Black men assaulted in the street
The latest charges relate to three violent attacks on Black men in north Edmonton’s Alberta Avenue neighbourhood.
On April 14, around 7:30 p.m., a Black male was walking in the 118th Avenue area when the accused, who was unknown to him, walked up to him, swore at him and then punched him before leaving the area.
Then on April 17, at around 1:50 p.m., a Black male was walking in the same area when the accused, who was again unknown to the victim, reportedly pushed him to the ground, punching and kicking him. Passers-by stopped their vehicles and chased away the accused.
Then, at 4:30 p.m. on the same day, a Black male was in the same area when the accused, who was once again unknown to the victim, reportedly walked up and without any warning, struck the victim on the head with a pipe. The accused was arrested a short distance away, police said
A 46-year-old man, was charged in relation to all three incidents with assault, assault with a weapon, criminal harassment, possession of an offensive weapon and one breach of condition.

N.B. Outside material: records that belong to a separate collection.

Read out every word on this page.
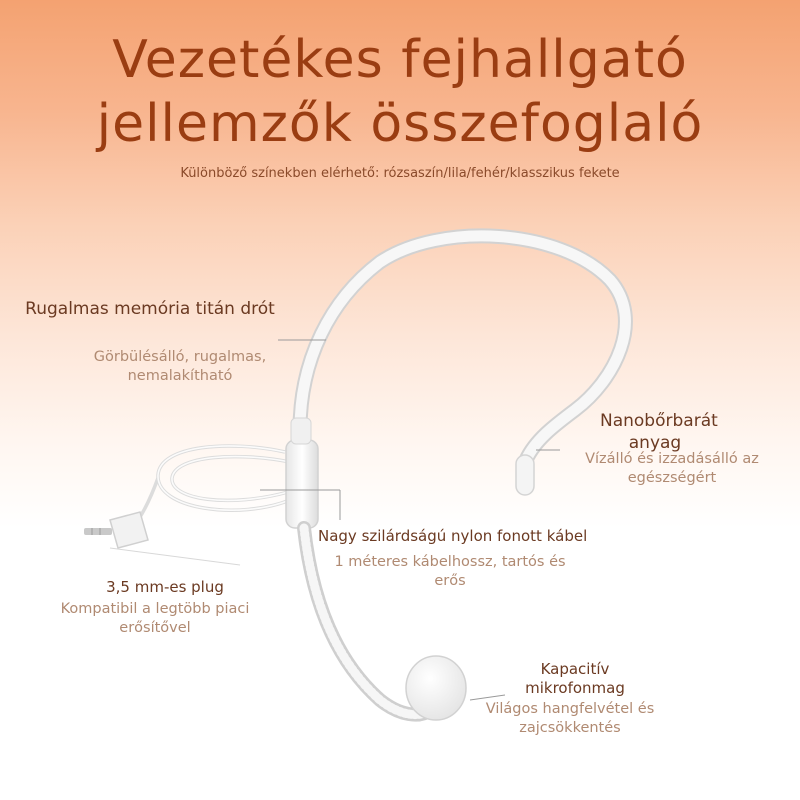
Vezetékes fejhallgató
jellemzők összefoglaló
Különböző színekben elérhető: rózsaszín/lila/fehér/klasszikus fekete
Rugalmas memória titán drót
Görbülésálló, rugalmas, nemalakítható
Nanobőrbarát anyag
Vízálló és izzadásálló az egészségért
Nagy szilárdságú nylon fonott kábel
1 méteres kábelhossz, tartós és erős
3,5 mm-es plug
Kompatibil a legtöbb piaci erősítővel
Kapacitív mikrofonmag
Világos hangfelvétel és zajcsökkentés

Hate-motivated crime hurts not only the victim, but that the vicarious trauma has an impact on entire communities.– Edmonton police
In the statement Wednesday, police said the trauma of crimes motivated by hate are wide-sweeping, and urged victims and witnesses to report.
“Hate-motivated crime hurts not only the victim, but that the vicarious trauma has an impact on entire communities,” reads the statement from police Wednesday.
“It makes people feel unsafe and creates mistrust between citizens.”
Police said the victims in all the cases detailed on Wednesday are being offered trauma support.